Obviously that is not how the EU functions any more. The Eurozone crisis displayed the collapse of moral solidarity, with every country defending its own interests at vast collective expense. In the most dramatic case, of Greece, Germany and France ran to protect their banks and pension funds stuck holding Greek debt. Without goodwill, the incomplete institutions of the EU couldn't get purchase on the problem. A Big Stick was hastily fashioned and haphazardly applied, and a fiscal problem of a few percent of Greek GDP was allowed to snowball into an excruciatingly awful political and economic crisis.
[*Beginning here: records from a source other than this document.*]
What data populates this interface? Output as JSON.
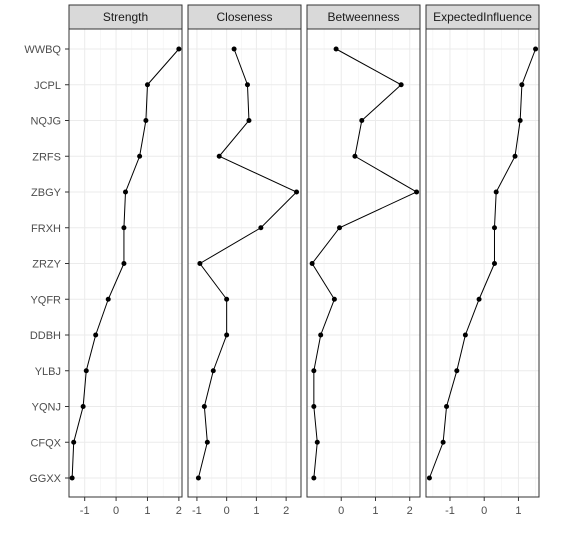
{
  "chart_data": {
    "type": "line",
    "layout": "faceted",
    "grid": true,
    "categories": [
      "WWBQ",
      "JCPL",
      "NQJG",
      "ZRFS",
      "ZBGY",
      "FRXH",
      "ZRZY",
      "YQFR",
      "DDBH",
      "YLBJ",
      "YQNJ",
      "CFQX",
      "GGXX"
    ],
    "series": [
      {
        "name": "Strength",
        "xlim": [
          -1.5,
          2.1
        ],
        "x_ticks": [
          -1,
          0,
          1,
          2
        ],
        "x_tick_labels": [
          "-1",
          "0",
          "1",
          "2"
        ],
        "values": [
          2.0,
          1.0,
          0.95,
          0.75,
          0.3,
          0.25,
          0.25,
          -0.25,
          -0.65,
          -0.95,
          -1.05,
          -1.35,
          -1.4
        ]
      },
      {
        "name": "Closeness",
        "xlim": [
          -1.3,
          2.5
        ],
        "x_ticks": [
          -1,
          0,
          1,
          2
        ],
        "x_tick_labels": [
          "-1",
          "0",
          "1",
          "2"
        ],
        "values": [
          0.25,
          0.7,
          0.75,
          -0.25,
          2.35,
          1.15,
          -0.9,
          0.0,
          0.0,
          -0.45,
          -0.75,
          -0.65,
          -0.95
        ]
      },
      {
        "name": "Betweenness",
        "xlim": [
          -1.0,
          2.3
        ],
        "x_ticks": [
          0,
          1,
          2
        ],
        "x_tick_labels": [
          "0",
          "1",
          "2"
        ],
        "values": [
          -0.15,
          1.75,
          0.6,
          0.4,
          2.2,
          -0.05,
          -0.85,
          -0.2,
          -0.6,
          -0.8,
          -0.8,
          -0.7,
          -0.8
        ]
      },
      {
        "name": "ExpectedInfluence",
        "xlim": [
          -1.7,
          1.6
        ],
        "x_ticks": [
          -1,
          0,
          1
        ],
        "x_tick_labels": [
          "-1",
          "0",
          "1"
        ],
        "values": [
          1.5,
          1.1,
          1.05,
          0.9,
          0.35,
          0.3,
          0.3,
          -0.15,
          -0.55,
          -0.8,
          -1.1,
          -1.2,
          -1.6
        ]
      }
    ]
  }
}
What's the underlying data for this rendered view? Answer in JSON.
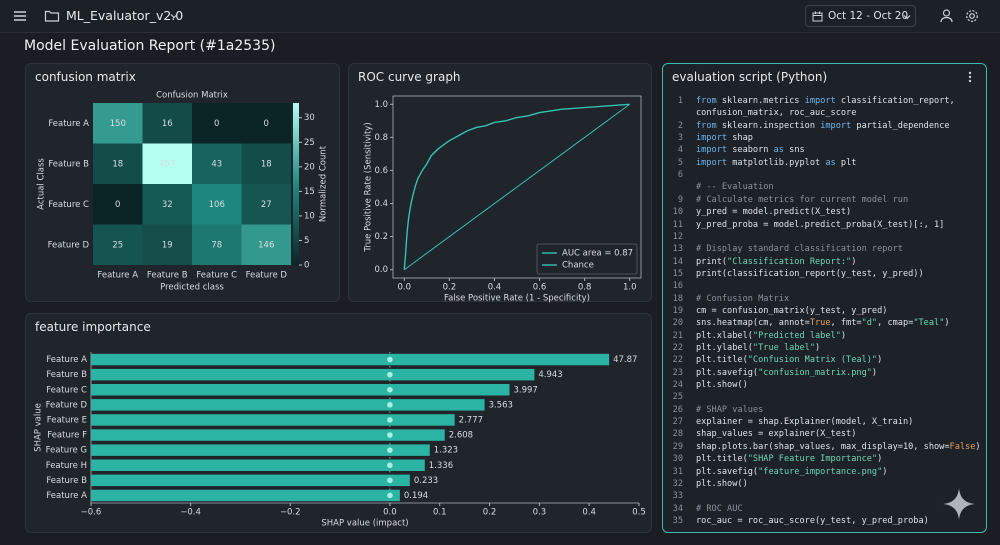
{
  "header": {
    "app_name": "ML_Evaluator_v2.0",
    "date_range": "Oct 12 - Oct 20"
  },
  "report_title": "Model Evaluation Report (#1a2535)",
  "panels": {
    "confusion": "confusion matrix",
    "roc": "ROC curve graph",
    "features": "feature importance",
    "script": "evaluation script (Python)"
  },
  "chart_data": [
    {
      "type": "heatmap",
      "title": "Confusion Matrix",
      "x_categories": [
        "Feature A",
        "Feature B",
        "Feature C",
        "Feature D"
      ],
      "y_categories": [
        "Feature A",
        "Feature B",
        "Feature C",
        "Feature D"
      ],
      "values": [
        [
          150,
          16,
          0,
          0
        ],
        [
          18,
          457,
          43,
          18
        ],
        [
          0,
          32,
          106,
          27
        ],
        [
          25,
          19,
          78,
          146
        ]
      ],
      "xlabel": "Predicted class",
      "ylabel": "Actual Class",
      "colorbar_label": "Normalized Count",
      "clim": [
        0,
        33
      ],
      "cticks": [
        0,
        5,
        10,
        15,
        20,
        25,
        30
      ],
      "colors": [
        "#0b2527",
        "#1f8a80",
        "#b5fff2"
      ]
    },
    {
      "type": "line",
      "xlabel": "False Positive Rate (1 - Specificity)",
      "ylabel": "True Positive Rate (Sensitivity)",
      "xlim": [
        -0.05,
        1.05
      ],
      "ylim": [
        -0.05,
        1.05
      ],
      "xticks": [
        {
          "value": 0,
          "label": "0.0"
        },
        {
          "value": 0.2,
          "label": "0.2"
        },
        {
          "value": 0.4,
          "label": "0.4"
        },
        {
          "value": 0.6,
          "label": "0.6"
        },
        {
          "value": 0.8,
          "label": "0.8"
        },
        {
          "value": 1,
          "label": "1.0"
        }
      ],
      "yticks": [
        {
          "value": 0,
          "label": "0.0"
        },
        {
          "value": 0.2,
          "label": "0.2"
        },
        {
          "value": 0.4,
          "label": "0.4"
        },
        {
          "value": 0.6,
          "label": "0.6"
        },
        {
          "value": 0.8,
          "label": "0.8"
        },
        {
          "value": 1,
          "label": "1.0"
        }
      ],
      "legend": "lower right",
      "series": [
        {
          "name": "AUC area = 0.87",
          "color": "#35c2b0",
          "x": [
            0,
            0.005,
            0.01,
            0.015,
            0.02,
            0.03,
            0.04,
            0.05,
            0.06,
            0.08,
            0.1,
            0.12,
            0.15,
            0.18,
            0.2,
            0.24,
            0.28,
            0.32,
            0.36,
            0.4,
            0.45,
            0.5,
            0.55,
            0.6,
            0.7,
            0.8,
            0.9,
            1
          ],
          "values": [
            0,
            0.08,
            0.18,
            0.26,
            0.32,
            0.4,
            0.46,
            0.51,
            0.55,
            0.6,
            0.64,
            0.69,
            0.73,
            0.76,
            0.78,
            0.81,
            0.84,
            0.86,
            0.87,
            0.89,
            0.9,
            0.92,
            0.93,
            0.95,
            0.97,
            0.98,
            0.99,
            1
          ]
        },
        {
          "name": "Chance",
          "color": "#35c2b0",
          "x": [
            0,
            1
          ],
          "values": [
            0,
            1
          ]
        }
      ]
    },
    {
      "type": "barh",
      "xlabel": "SHAP value (impact)",
      "ylabel": "SHAP value",
      "color": "#2bb3a3",
      "categories": [
        "Feature A",
        "Feature B",
        "Feature C",
        "Feature D",
        "Feature E",
        "Feature F",
        "Feature G",
        "Feature H",
        "Feature B",
        "Feature A"
      ],
      "values": [
        0.44,
        0.29,
        0.24,
        0.19,
        0.13,
        0.11,
        0.08,
        0.07,
        0.04,
        0.02
      ],
      "annotations": [
        "47.87",
        "4.943",
        "3.997",
        "3.563",
        "2.777",
        "2.608",
        "1.323",
        "1.336",
        "0.233",
        "0.194"
      ],
      "xlim": [
        -0.6,
        0.5
      ],
      "xticks": [
        {
          "value": -0.6,
          "label": "−0.6"
        },
        {
          "value": -0.4,
          "label": "−0.4"
        },
        {
          "value": -0.2,
          "label": "−0.2"
        },
        {
          "value": 0,
          "label": "0.0"
        },
        0.1,
        0.2,
        0.3,
        0.4,
        0.5
      ]
    }
  ],
  "script": {
    "lines": [
      {
        "number": "1",
        "code": "from sklearn.metrics import classification_report,"
      },
      {
        "number": null,
        "code": "confusion_matrix, roc_auc_score"
      },
      {
        "number": "2",
        "code": "from sklearn.inspection import partial_dependence"
      },
      {
        "number": "3",
        "code": "import shap"
      },
      {
        "number": "4",
        "code": "import seaborn as sns"
      },
      {
        "number": "5",
        "code": "import matplotlib.pyplot as plt"
      },
      {
        "number": "6",
        "code": null
      },
      {
        "number": null,
        "code": "# -- Evaluation"
      },
      {
        "number": "9",
        "code": "# Calculate metrics for current model run"
      },
      {
        "number": "10",
        "code": "y_pred = model.predict(X_test)"
      },
      {
        "number": "11",
        "code": "y_pred_proba = model.predict_proba(X_test)[:, 1]"
      },
      {
        "number": "12",
        "code": null
      },
      {
        "number": "13",
        "code": "# Display standard classification report"
      },
      {
        "number": "14",
        "code": "print(\"Classification Report:\")"
      },
      {
        "number": "15",
        "code": "print(classification_report(y_test, y_pred))"
      },
      {
        "number": "16",
        "code": null
      },
      {
        "number": "18",
        "code": "# Confusion Matrix"
      },
      {
        "number": "19",
        "code": "cm = confusion_matrix(y_test, y_pred)"
      },
      {
        "number": "20",
        "code": "sns.heatmap(cm, annot=True, fmt=\"d\", cmap=\"Teal\")"
      },
      {
        "number": "21",
        "code": "plt.xlabel(\"Predicted label\")"
      },
      {
        "number": "22",
        "code": "plt.ylabel(\"True label\")"
      },
      {
        "number": "22",
        "code": "plt.title(\"Confusion Matrix (Teal)\")"
      },
      {
        "number": "23",
        "code": "plt.savefig(\"confusion_matrix.png\")"
      },
      {
        "number": "24",
        "code": "plt.show()"
      },
      {
        "number": "25",
        "code": null
      },
      {
        "number": "26",
        "code": "# SHAP values"
      },
      {
        "number": "27",
        "code": "explainer = shap.Explainer(model, X_train)"
      },
      {
        "number": "28",
        "code": "shap_values = explainer(X_test)"
      },
      {
        "number": "29",
        "code": "shap.plots.bar(shap_values, max_display=10, show=False)"
      },
      {
        "number": "30",
        "code": "plt.title(\"SHAP Feature Importance\")"
      },
      {
        "number": "31",
        "code": "plt.savefig(\"feature_importance.png\")"
      },
      {
        "number": "32",
        "code": "plt.show()"
      },
      {
        "number": "33",
        "code": null
      },
      {
        "number": "34",
        "code": "# ROC AUC"
      },
      {
        "number": "35",
        "code": "roc_auc = roc_auc_score(y_test, y_pred_proba)"
      }
    ]
  }
}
The collapse of moral solidarity between states reappeared even more starkly in the refugee crisis in which a surge of nativism across the EU quickly swept away any hope of a collective solution. Germany's attempted moral leadership fell flat and borders began to go back up between supposed friends like Sweden and Denmark.

Finally, the demand for nationalist exceptionalism continues to grow. National politicians in Britain had spent 30 years castigating the EU for everything that people didn't like. Well apparently the people were listening and came to the not unreasonable conclusion that this was something Britain needed saving from. When it came to the referendum and those national politicians suddenly tried to defend the EU's cooperative achievements it was too late for them to be believed. 'Give us back control!' the peoples of Europe demand, no one having explained to them that 'having control' over whether to pay your taxes might not be as wonderful as it sounds.


With every crisis the EU fails, its ability to address collective problems unravels a bit further. It no longer seems like a club of countries committed to doing better together than they can do apart, an ingenious and inspiring escape from the brutal cutthroat logic of realpolitik. It is decaying back into neighbourly distrust and rivalry, the old way of doing Europe.

Can it be saved? I hope so. But from here I do not see how.